Everyone knows that e-mail and the internet has brought about a revolution in communications, that the information flow between customers and suppliers has been made faster and easier. As a result, we can use our personal computers either at home or in the office, browse through catalogues or virtual supermarkets and order practically anything over the internet. Within days – hours sometimes – we can have it delivered to our doorstep.
There’s no doubt about it. The logistics flow from customer to supplier has really changed.
However, what has barely changed at all is the mechanisms of the supply chain working in the other direction. Music aside, where the product can now be delivered over the wire, into your computer and out again, suppliers are stuck with relying on old fashioned road, rail and aircraft to deliver the product to the consumer. The predicted end result of all this consumer and business e-commerce is a dramatic increase in the number of truck movements as goods are delivered to householders.
And just as the number of deliveries will increase, the size of each delivery will be smaller – a typical delivery might be a single book that has been ordered from Amazon.com, for example.
The challenge for logistics companies today is to move the goods from suppliers to customers as quickly as information flows through the internet. Of course, they cannot absolutely match the speed, but without significant improvements, e-commerce will remain of only marginal benefit to the supply chain.
This is where Austrian crane manufacturer Palfinger comes in. Truck loader cranes have long helped logistics companies improve their performance, but Palfinger is diversifying beyond conventional truck loaders. Six years ago about 95% of Palfinger’s revenues came from truck loaders; today that figure is about 60% and falling. Palfinger’s president and chief executive officer Dr Klaus Schützdeller explains the company’s philosophy.
“Everyone is working on the information flow from customer to supplier,” says Schützdeller. “We are working on the logistics flow the other way – the delivery. We can save time in the logistics chain by improving the interfaces.” Palfinger contributes to the logistics chain not just with its truck loader cranes, but also with its transportable forklift, the Crayler, which stows away under the truck. The Crayler comes in two sizes, 2.5t and 3.5t capacities. It is designed for lifting pallets and there are no plans to develop larger versions as container handling is a different market. Besides, says Schützdeller, “we are targeting the logistics chain of the e-commerce business where volumes are getting smaller and smaller, not bigger and bigger.” This also explains, in part, Palfinger’s development of its range of small cranes when so many other loader manufacturers are concentrating their efforts on high capacity and extra reach. It is only in the past three years that Palfinger has offered small cranes.

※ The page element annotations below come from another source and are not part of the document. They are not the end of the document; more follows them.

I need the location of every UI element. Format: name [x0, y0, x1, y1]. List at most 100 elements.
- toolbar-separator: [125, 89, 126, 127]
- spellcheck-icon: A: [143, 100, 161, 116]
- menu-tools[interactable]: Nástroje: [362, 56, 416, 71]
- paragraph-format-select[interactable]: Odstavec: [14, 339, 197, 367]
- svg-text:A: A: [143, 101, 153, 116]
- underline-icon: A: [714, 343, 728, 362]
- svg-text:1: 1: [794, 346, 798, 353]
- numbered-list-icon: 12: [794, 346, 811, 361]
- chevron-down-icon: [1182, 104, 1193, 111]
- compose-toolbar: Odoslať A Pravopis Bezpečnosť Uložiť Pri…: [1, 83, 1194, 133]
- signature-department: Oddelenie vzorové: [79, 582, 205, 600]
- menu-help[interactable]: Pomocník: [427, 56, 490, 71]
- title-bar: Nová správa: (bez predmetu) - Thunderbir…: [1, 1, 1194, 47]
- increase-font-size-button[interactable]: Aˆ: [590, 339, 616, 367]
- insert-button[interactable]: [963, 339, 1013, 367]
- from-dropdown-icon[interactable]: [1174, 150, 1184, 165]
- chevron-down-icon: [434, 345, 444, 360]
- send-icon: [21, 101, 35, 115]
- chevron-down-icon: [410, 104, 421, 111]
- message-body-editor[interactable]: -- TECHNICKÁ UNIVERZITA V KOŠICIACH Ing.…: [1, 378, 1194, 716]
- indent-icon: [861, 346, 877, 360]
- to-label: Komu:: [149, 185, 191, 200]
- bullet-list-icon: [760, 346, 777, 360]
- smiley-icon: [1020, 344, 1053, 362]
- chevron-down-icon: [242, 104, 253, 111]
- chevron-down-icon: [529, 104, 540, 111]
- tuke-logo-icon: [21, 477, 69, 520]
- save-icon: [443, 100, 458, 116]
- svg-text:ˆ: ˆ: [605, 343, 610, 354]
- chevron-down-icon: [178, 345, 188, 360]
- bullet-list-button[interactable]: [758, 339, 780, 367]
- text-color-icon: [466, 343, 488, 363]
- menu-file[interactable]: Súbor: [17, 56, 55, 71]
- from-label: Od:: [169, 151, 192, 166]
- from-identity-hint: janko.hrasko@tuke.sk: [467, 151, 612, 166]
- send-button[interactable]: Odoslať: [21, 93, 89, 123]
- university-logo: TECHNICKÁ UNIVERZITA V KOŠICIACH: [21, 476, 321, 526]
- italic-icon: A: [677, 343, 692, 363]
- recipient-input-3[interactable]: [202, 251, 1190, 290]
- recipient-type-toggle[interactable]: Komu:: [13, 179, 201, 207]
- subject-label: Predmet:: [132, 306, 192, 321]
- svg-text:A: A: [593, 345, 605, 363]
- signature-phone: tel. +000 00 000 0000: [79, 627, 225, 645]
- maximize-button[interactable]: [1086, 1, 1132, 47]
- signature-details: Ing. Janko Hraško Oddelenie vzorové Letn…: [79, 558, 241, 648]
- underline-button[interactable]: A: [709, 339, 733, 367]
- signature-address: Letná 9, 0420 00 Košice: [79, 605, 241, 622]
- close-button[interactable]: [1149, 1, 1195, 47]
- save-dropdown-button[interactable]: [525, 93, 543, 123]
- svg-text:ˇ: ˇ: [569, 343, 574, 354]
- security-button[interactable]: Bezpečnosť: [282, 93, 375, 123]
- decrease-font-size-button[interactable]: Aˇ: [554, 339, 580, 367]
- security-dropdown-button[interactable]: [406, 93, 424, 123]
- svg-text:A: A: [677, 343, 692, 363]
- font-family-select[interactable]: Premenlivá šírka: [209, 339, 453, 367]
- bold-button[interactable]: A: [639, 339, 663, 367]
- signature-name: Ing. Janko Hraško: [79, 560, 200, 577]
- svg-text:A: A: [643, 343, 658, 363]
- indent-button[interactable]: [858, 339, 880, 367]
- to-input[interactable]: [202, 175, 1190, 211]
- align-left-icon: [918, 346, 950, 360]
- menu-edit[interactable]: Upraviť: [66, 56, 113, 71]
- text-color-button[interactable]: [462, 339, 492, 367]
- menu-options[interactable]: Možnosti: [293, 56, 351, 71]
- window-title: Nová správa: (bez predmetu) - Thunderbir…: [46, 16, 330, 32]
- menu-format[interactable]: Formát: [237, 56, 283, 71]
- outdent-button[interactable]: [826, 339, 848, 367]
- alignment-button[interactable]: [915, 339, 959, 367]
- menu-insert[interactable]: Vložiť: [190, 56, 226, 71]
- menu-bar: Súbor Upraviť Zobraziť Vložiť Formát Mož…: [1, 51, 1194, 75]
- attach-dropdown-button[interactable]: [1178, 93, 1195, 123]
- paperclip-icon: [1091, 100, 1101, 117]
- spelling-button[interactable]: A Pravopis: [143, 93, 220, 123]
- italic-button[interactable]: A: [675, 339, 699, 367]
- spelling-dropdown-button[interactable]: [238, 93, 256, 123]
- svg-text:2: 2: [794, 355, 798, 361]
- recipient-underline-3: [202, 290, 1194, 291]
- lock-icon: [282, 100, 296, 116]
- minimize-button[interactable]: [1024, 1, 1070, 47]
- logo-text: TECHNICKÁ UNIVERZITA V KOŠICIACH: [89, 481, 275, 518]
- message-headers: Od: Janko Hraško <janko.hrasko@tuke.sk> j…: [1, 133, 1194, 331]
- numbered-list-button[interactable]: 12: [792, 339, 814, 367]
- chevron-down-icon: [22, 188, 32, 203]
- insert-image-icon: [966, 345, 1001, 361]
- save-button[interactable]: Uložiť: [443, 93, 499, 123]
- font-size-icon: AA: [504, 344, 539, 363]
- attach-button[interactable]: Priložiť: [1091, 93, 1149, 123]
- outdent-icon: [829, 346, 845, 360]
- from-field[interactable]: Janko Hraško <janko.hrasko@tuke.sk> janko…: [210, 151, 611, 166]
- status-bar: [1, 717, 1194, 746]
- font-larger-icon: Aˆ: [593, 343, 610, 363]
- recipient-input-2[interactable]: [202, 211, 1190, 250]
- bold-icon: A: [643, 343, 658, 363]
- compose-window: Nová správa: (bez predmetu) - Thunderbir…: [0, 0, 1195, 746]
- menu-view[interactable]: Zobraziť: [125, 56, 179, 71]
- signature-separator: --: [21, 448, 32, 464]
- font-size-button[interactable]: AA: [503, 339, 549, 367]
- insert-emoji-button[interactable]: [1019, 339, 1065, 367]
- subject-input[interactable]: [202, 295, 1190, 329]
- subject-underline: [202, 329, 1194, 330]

Schützdeller believes, as do many others, that roads alone will not be able to cope with the increase in traffic and therefore intermodal transfers – road/rail interchanges in particular – will have to be much more efficient. For this reason Palfinger has come up with another way to improve the interface in the chain, the Mobiler.
The Mobiler is a device fitted onto the back of a standard truck for sliding containers horizontally on/off trucks to/from rail wagons. It obviates the need for a third party materials handling company at the interchange, thus saving money. The truck driver, using a remote control console, can slide the container onto or off the train unaided, according to Palfinger, in less than five minutes.
Developed last year, today there are now two reference systems in use, one in Germany at a PreussenElektra facility and one in Switzerland by the fast food retail chain McDonalds. The payback comes within six months, says Schützdeller who expects Palfinger to sell about 50 units of the Mobiler attachment this year.
More radical initiatives are also in hand. Schützdeller says that in five or 10 years, containers and pallets will be fitted with a microchip containing information on the contents such as sell-by date and delivery schedule. When that time comes, Palfinger intends that its cranes are prepared. “We have to integrate our products, giving them the ability to read this information and transmit it, combined with the internet information flow,” says Schützdeller. The crane will tell you, remotely, what it is lifting.
From here it is a small step to cranes becoming robots – and Palfinger intends to take the lead here too. Says Schützdeller: “Robots are very flexible but they are limited to 500kg [capacity] because of the limitations of electric motors.” Palfinger’s expertise is in hydraulics, which is what was used to power robots 30 years ago. But as robot manufacturers moved over to electrics, sacrificing power for speed, they gradually lost all their expertise in hydraulics. “There’s no hydraulic robot in the world. That’s what we are working on,” says Schützdeller.
Palfinger already has the necessary expertise in hydraulics and last October it brought in robot expertise when it brought onto its board Lothar Bakowsky from robot manufacturer Kuka Robotertechnik.
Bakowsky is responsible for the process of innovation at Palfinger, as well as marketing and distribution.
Palfinger is growing quickly. It reckons that it is now the world’s biggest manufacturer of truck loader cranes, outselling Sweden’s Hiab (a claim naturally disputed by Hiab). Last year it became a publicly quoted company after its initial public offering (IPO) and acquired Guima, the French manufacturer of hook loaders. And with Craylers, Mobilers, intelligent cranes and robots, it is branching out to help speed up the supply chain. The way Schützdeller tells it, it is a clear, and rather exciting, vision.